Maine is one of three states in New England and 18 states across the country to have raised the minimum wage earlier this month.
According to nonprofit Economic Policy Institute, 59,000 workers in the state receive minimum wage compensation for their efforts and hiking the minimum wage amounts to an increase for those workers of about $1,349 anually.
Typically affecting workers at the bottom of the income distribution tier, Maine’s minimum wage increase is the second-such hike for those workers in two years.
Voters in 2016 approved rasising the state’s minimum wage from $7.50 per hour to $9 effective Jan. 1, 2017 and to $10 per hour for 2018.
Maine’s minimum wage will continue to go up each year through 2020 when it reaches $12 per hour and after that it will be coordinated with the rate of inflation, providing regular cost-of-living increases for those earning the minimum-wage scale.
Elimination of the subminimum wage for mostly restaurant workers receiving tips also was approved by voters in 2016, but the Maine Legislature repealed that portion of the minimum wage law last summer, reinstating what is known as a tip credit for those workers.
“This legislation was overwhelmingly supported in both the Maine House and Senate in a bipartisan way, which is rare in our current political environment,” said Steve Hewins, the president and CEO of the Maine Restaurant Association.
The tip credit allows restaurants to pay their servers at one-half the prevailing minimum wage provided they make up any shortfall in the rare case that an employee’s tips plus wages amount to less than the minimum wage.
“We want to remind the public that servers are being paid as they always have been,” Hewins said.
Effective Jan. 1, the tip credit continues to be at half the prevailing minimum wage and that scale will remain in place until the minimum wage tops out at $12 per hour in 2020, at which time the tip wage will be $6 per hour.
Reactions to raising the minimum wage in Maine have been mixed.
“A strong minimum wage protects families from poverty and forms the foundation of a fair, thriving economy,” said Maine Center for Economic Policy Analyst Sarah Austin. “Raising the minimum wage doesn’t just provide greater economic security for Maine workers.
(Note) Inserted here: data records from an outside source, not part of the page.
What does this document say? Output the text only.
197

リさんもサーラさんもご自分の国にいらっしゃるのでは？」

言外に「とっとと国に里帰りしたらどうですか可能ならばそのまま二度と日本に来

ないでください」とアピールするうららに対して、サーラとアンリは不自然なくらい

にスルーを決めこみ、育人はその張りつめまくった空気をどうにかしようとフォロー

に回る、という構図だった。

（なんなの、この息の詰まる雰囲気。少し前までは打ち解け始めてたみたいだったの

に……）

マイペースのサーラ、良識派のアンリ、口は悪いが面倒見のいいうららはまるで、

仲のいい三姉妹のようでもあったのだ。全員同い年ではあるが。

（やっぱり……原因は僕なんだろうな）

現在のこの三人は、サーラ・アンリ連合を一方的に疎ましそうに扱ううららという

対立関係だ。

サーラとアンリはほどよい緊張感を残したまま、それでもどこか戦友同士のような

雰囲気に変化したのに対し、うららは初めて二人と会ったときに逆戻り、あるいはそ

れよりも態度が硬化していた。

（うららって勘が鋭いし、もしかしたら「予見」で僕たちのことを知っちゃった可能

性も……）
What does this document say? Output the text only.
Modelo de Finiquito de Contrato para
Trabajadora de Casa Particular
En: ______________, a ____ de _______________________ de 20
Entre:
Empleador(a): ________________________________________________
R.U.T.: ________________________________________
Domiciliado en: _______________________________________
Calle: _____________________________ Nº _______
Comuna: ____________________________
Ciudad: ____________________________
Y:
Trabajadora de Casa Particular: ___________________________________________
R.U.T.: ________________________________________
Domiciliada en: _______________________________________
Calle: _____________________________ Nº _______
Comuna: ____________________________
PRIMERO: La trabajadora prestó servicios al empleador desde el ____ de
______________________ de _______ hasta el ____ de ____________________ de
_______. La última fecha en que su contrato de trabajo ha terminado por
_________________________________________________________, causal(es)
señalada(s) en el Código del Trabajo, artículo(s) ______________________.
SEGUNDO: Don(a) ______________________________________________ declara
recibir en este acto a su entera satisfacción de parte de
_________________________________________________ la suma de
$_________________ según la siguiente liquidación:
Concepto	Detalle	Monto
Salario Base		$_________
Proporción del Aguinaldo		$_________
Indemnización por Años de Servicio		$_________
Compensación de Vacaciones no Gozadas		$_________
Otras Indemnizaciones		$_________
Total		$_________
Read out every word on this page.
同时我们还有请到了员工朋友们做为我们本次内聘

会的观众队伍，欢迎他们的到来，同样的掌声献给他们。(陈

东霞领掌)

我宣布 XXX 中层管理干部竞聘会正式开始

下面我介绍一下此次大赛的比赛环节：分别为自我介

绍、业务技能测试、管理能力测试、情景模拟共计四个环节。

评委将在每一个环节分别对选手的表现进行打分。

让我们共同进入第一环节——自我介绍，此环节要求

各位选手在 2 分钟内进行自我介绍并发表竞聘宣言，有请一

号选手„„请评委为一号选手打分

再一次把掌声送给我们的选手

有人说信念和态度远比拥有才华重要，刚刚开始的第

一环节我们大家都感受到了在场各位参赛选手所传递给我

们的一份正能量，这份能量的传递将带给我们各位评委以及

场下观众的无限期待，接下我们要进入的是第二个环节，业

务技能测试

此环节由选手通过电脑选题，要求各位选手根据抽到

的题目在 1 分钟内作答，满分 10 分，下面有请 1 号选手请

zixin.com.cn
It boosts Maine’s economy as well. The new year’s increase will provide families with additional means to buy groceries, pay for their children’s health care, and spend at local businesses.”
In a report issued prior to the 2016 vote, Liam Sigaud, a policy analyst for the Maine Heritage Policy Center disagreed with that assessment.
“It is also important to note that the minimum wage is not and never should be meant to be a living wage,” Sigaud wrote. “It serves as a training wage for new entrants into the workforce whose skills are insufficient to command higher pay. Very few workers earn minimum wage for an extended period of time. Most retail store employees, for instance, get their first raise after approimately four months on the job.”